Because OSU Wexner Medical Center accepts Medicare, data on patient satisfaction collected by Medicare is available online. As of the last data collection, which included 2,109 completed surveys, the OSU hospital system was rated at 57 percent for the item “Patients who reported that they ‘Always’ received help as soon as they wanted.” The statewide average is 66 percent, with the national average being only 1 percent higher. The star rating is three out of five. 

There’s nary a union that doesn’t have issues regarding pay, and that, too, is a problem for PCAs and PCTs, according to organizers.

“It’s degrading knowing that as frontline healthcare workers, we’re only making as much or barely more than people at Starbucks making coffee. No disrespect to their jobs, but we’re saving people’s lives, and we’re getting lowball numbers,” Cody said. “It takes a special person to do our job. Not just anybody could do our jobs with a kind heart. … It’s really defeating knowing that we can’t have livable wages and we’re struggling while working multiple jobs.” 

As contract negotiations for the union continue, the PCAs and PCTs hope that hospital executives were able to hear their cries from the picket line: “What do we want? Staffing. When do we want it? Now. If we don’t get it? Shut it down. Whose hospital? Our hospital! Safe staffing now!”

For more information, check the IAM Union – Healthcare division’s updates.

Update: A spokesperson for Ohio State Wexner Medical Center emailed a statement in response to this column, which we’ve included in full below.

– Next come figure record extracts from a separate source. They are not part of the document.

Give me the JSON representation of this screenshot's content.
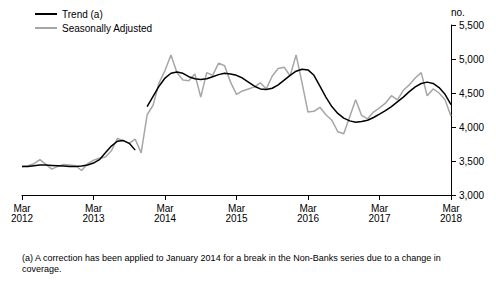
{
  "chart_data": {
    "type": "line",
    "categories": [
      "Mar 2012",
      null,
      null,
      null,
      null,
      null,
      null,
      null,
      null,
      null,
      null,
      null,
      "Mar 2013",
      null,
      null,
      null,
      null,
      null,
      null,
      null,
      null,
      null,
      null,
      null,
      "Mar 2014",
      null,
      null,
      null,
      null,
      null,
      null,
      null,
      null,
      null,
      null,
      null,
      "Mar 2015",
      null,
      null,
      null,
      null,
      null,
      null,
      null,
      null,
      null,
      null,
      null,
      "Mar 2016",
      null,
      null,
      null,
      null,
      null,
      null,
      null,
      null,
      null,
      null,
      null,
      "Mar 2017",
      null,
      null,
      null,
      null,
      null,
      null,
      null,
      null,
      null,
      null,
      null,
      "Mar 2018"
    ],
    "series": [
      {
        "name": "Trend (a)",
        "color": "#000000",
        "values": [
          3420,
          3420,
          3430,
          3440,
          3440,
          3435,
          3430,
          3425,
          3420,
          3420,
          3425,
          3440,
          3470,
          3520,
          3620,
          3720,
          3790,
          3800,
          3760,
          3660,
          null,
          4300,
          4450,
          4600,
          4720,
          4790,
          4810,
          4790,
          4740,
          4710,
          4700,
          4710,
          4740,
          4770,
          4790,
          4780,
          4760,
          4720,
          4660,
          4600,
          4560,
          4550,
          4570,
          4620,
          4690,
          4760,
          4820,
          4850,
          4840,
          4760,
          4600,
          4440,
          4300,
          4200,
          4130,
          4090,
          4070,
          4080,
          4100,
          4140,
          4190,
          4240,
          4300,
          4370,
          4440,
          4520,
          4590,
          4640,
          4660,
          4640,
          4580,
          4480,
          4330
        ]
      },
      {
        "name": "Seasonally Adjusted",
        "color": "#a6a6a6",
        "values": [
          3420,
          3430,
          3460,
          3520,
          3450,
          3380,
          3420,
          3450,
          3440,
          3430,
          3360,
          3460,
          3510,
          3540,
          3560,
          3650,
          3830,
          3800,
          3760,
          3820,
          3620,
          4180,
          4320,
          4650,
          4830,
          5060,
          4800,
          4690,
          4680,
          4780,
          4440,
          4800,
          4760,
          4940,
          4900,
          4660,
          4480,
          4530,
          4560,
          4590,
          4650,
          4560,
          4750,
          4860,
          4880,
          4750,
          5060,
          4650,
          4220,
          4230,
          4290,
          4180,
          4100,
          3930,
          3900,
          4150,
          4400,
          4170,
          4120,
          4220,
          4280,
          4350,
          4460,
          4400,
          4540,
          4620,
          4720,
          4800,
          4460,
          4560,
          4500,
          4400,
          4160
        ]
      }
    ],
    "ylim": [
      3000,
      5500
    ],
    "yticks": [
      3000,
      3500,
      4000,
      4500,
      5000,
      5500
    ],
    "y_label": "no.",
    "note": "(a) A correction has been applied to January 2014 for a break in the Non-Banks series due to a change in coverage.",
    "grid": false,
    "legend": "top-left"
  }
}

We respect our team members’ right to demonstrate peacefully on their own time, and they may do so if it does not unreasonably interfere with patients, visitors and fellow colleagues who are doing their work to serve the community.

In response to the union’s concerns, we staff our hospital units to maintain high standards of care and according to the level of care our patients need, as some areas have more critically ill patients than others. These decisions are made through collaborative discussions with unit leaders, the charge nurse, the PCAs/PCTs and nurses on the unit.

The medical center has taken many steps to retain, recruit and support our patient care associates (PCAs) and psychiatric care technicians (PCTs). This fiscal year we have hired more than 300 of these positions with another 50 set to join us soon. We’ve adopted technology to improve patient monitoring, which allows PCAs and PCTs to fully use their skill set and improves job satisfaction. We have a market-competitive wage and benefits package that prioritizes employee well-being and our long-standing commitment to patient safety.

We look forward to working with the union to reach a fair contract that aligns with our shared goals and best serves our patients.